Since the invasion of Ukraine, France and Germany have largely adopted the skeptical attitudes toward Russia of their Central and Eastern European counterparts. According to the European Council on Foreign Relations, in France, Germany, and Italy, the number of people who considered Russia a rival or an adversary jumped by around 30 percentage points, from a minority to a majority; the average of 11 EU member states surveyed jumped from 36 to 63 percent. In Poland, skepticism is more longstanding: 58 percent in 2021 thought that Russia was an adversary or a rival, which went up to 78 percent in 2023.
A Military Role
So far, however, the heightened threat perception has not resulted in sustained EU-wide efforts to increase Europe’s security. Indeed, the transformation of the EU into a security actor will likely only accelerate if Donald Trump is elected US president in 2024 and tries to pull the United States out of NATO, or substantially scale back US commitment. Trump’s former national security adviser, John Bolton, wrote in his memoirs that he repeatedly had to talk Trump out of withdrawing from NATO when he worked for the president from 2018-19. Trump's 2024 campaign website contains one ominous sentence on NATO: "We have to finish the process we began under my administration of fundamentally re-evaluating NATO’s purpose and NATO’s mission.”
If Trump returns to the White House, the EU will likely have to play a bigger role in European security as NATO's credibility will be diminished, and on Ukraine aid, as Trump would be far less likely to approve more. European publics, at least in the abstract, favor the EU taking a greater security role: according to the latest Eurobarometer, 79 percent say they support more cooperation on defense matters and 65 percent say the EU should spend more money on defense.

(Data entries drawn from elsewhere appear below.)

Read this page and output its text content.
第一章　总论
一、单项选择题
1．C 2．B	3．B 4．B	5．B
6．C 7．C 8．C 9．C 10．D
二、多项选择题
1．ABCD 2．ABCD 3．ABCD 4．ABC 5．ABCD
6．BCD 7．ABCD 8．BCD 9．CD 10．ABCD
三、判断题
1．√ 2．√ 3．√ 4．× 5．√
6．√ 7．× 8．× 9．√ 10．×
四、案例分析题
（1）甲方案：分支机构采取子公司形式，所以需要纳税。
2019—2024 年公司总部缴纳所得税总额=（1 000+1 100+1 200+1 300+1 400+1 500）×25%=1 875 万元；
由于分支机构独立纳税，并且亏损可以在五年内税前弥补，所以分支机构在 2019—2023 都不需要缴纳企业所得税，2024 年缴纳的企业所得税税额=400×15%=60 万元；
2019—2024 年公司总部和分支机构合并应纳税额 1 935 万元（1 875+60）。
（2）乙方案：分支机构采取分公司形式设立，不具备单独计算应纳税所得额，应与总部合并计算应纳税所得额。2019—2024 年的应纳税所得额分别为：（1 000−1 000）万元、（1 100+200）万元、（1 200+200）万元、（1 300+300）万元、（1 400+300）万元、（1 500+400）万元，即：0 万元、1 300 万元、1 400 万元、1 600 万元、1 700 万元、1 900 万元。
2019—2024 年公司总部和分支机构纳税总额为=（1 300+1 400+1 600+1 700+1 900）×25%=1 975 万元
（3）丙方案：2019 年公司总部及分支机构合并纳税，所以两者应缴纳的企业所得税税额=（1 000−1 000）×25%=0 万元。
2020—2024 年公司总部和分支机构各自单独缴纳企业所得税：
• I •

But the EU is already playing a bigger role on defense. The EU says it is the largest trainer of Ukrainian troops, training some 40,000 personnel by the end of 2023; it has financed around €5.5 billion in military assistance through the European Peace Facility, used to partly reimburse EU countries for bilateral donations. With a change in government in Poland now led by Donald Tusk, France, Germany, and Poland could join together on European security. That alliance would require Paris and Berlin treating Warsaw as an equal partner and sharing Poland's much more deeply rooted skepticism of Russia.
So in some ways, the European Union has already become a security actor, but many Europeans just do not know it yet. This is not the fault of European publics: European officials have barely, if at all, communicated this shift. It’s time they started to do so.
Luke Johnson is a freelance reporter living in Berlin, frequently writing about Eastern Europe.